This study is very fresh since it was conducted at the end of October. The first conclusion may seem surprising: the shock of the containment is, it seems, ultimately less important than the first containment in the spring. Half (50%) of executives surveyed believe that their level of cash – the money available in their companies’ coffers – is sufficient to weather the crisis. This is not really what you usually hear.
After a recovery this summer, the cash flow of SMEs / VSEs deteriorated with the second epidemic wave. But at the end of October, the situation was less negative than in the spring… What poses the most problem are the investment prospects which are not on the right line. Business leaders manage their cash flow very tightly: 40% of SME managers plan to invest in this fourth quarter against more than 50% last year at the same time. Even if the credit conditions remain easy, there is clearly a lack of confidence on the part of the small bosses.

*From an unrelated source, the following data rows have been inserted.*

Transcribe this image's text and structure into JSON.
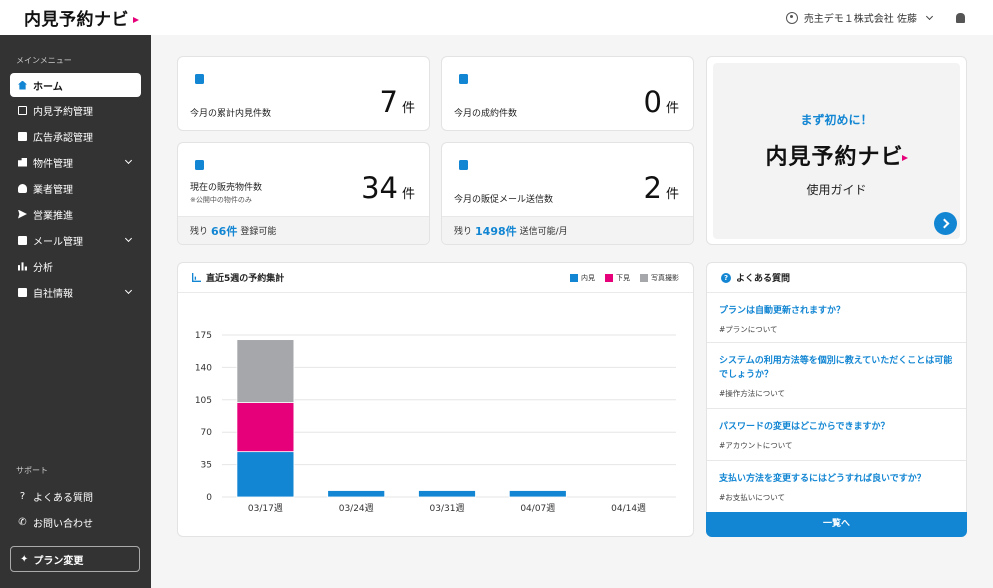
{
  "header": {
    "logo_text": "内見予約ナビ",
    "user_name": "売主デモ１株式会社 佐藤"
  },
  "sidebar": {
    "section_label": "メインメニュー",
    "items": [
      {
        "label": "ホーム",
        "icon": "home-icon"
      },
      {
        "label": "内見予約管理",
        "icon": "calendar-icon"
      },
      {
        "label": "広告承認管理",
        "icon": "document-icon"
      },
      {
        "label": "物件管理",
        "icon": "building-icon"
      },
      {
        "label": "業者管理",
        "icon": "person-icon"
      },
      {
        "label": "営業推進",
        "icon": "send-icon"
      },
      {
        "label": "メール管理",
        "icon": "mail-icon"
      },
      {
        "label": "分析",
        "icon": "bar-chart-icon"
      },
      {
        "label": "自社情報",
        "icon": "briefcase-icon"
      }
    ],
    "support_label": "サポート",
    "support_items": [
      {
        "label": "よくある質問",
        "icon": "question-icon"
      },
      {
        "label": "お問い合わせ",
        "icon": "phone-icon"
      }
    ],
    "plan_button": "プラン変更"
  },
  "stats": [
    {
      "label": "今月の累計内見件数",
      "value": "7",
      "unit": "件"
    },
    {
      "label": "今月の成約件数",
      "value": "0",
      "unit": "件"
    },
    {
      "label": "現在の販売物件数",
      "sub": "※公開中の物件のみ",
      "value": "34",
      "unit": "件",
      "foot_prefix": "残り",
      "foot_value": "66件",
      "foot_suffix": "登録可能"
    },
    {
      "label": "今月の販促メール送信数",
      "value": "2",
      "unit": "件",
      "foot_prefix": "残り",
      "foot_value": "1498件",
      "foot_suffix": "送信可能/月"
    }
  ],
  "guide": {
    "heading": "まず初めに！",
    "logo_text": "内見予約ナビ",
    "subtitle": "使用ガイド"
  },
  "chart_panel": {
    "title": "直近5週の予約集計"
  },
  "chart_data": {
    "type": "bar",
    "stacked": true,
    "categories": [
      "03/17週",
      "03/24週",
      "03/31週",
      "04/07週",
      "04/14週"
    ],
    "series": [
      {
        "name": "内見",
        "color": "#1386d3",
        "values": [
          49,
          7,
          7,
          7,
          0
        ]
      },
      {
        "name": "下見",
        "color": "#e6007a",
        "values": [
          53,
          0,
          0,
          0,
          0
        ]
      },
      {
        "name": "写真撮影",
        "color": "#a5a7aa",
        "values": [
          68,
          0,
          0,
          0,
          0
        ]
      }
    ],
    "yticks": [
      0,
      35,
      70,
      105,
      140,
      175
    ],
    "ylim": [
      0,
      175
    ],
    "grid": true,
    "legend": "top-right"
  },
  "faq": {
    "title": "よくある質問",
    "items": [
      {
        "q": "プランは自動更新されますか？",
        "tag": "#プランについて"
      },
      {
        "q": "システムの利用方法等を個別に教えていただくことは可能でしょうか？",
        "tag": "#操作方法について"
      },
      {
        "q": "パスワードの変更はどこからできますか？",
        "tag": "#アカウントについて"
      },
      {
        "q": "支払い方法を変更するにはどうすれば良いですか？",
        "tag": "#お支払いについて"
      }
    ],
    "more_label": "一覧へ"
  },
  "colors": {
    "accent": "#1386d3",
    "brand_pink": "#e6007a",
    "sidebar_bg": "#333333"
  }
}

The tightening of health measures is forcing SMEs / mid-cap companies to postpone, or even cancel, their investment prospects and therefore hiring, which is a brake on growth in the short and medium term. With a very clear conclusion for the job market according to Denis Ferrand, director general of the Rexecode conjuncture institute which conducted the survey with Bpifrance: the rise in unemployment figures next year will be explained less by layoffs only by the fall in hiring. This is one of the most significant elements that will explain the situation in the coming months.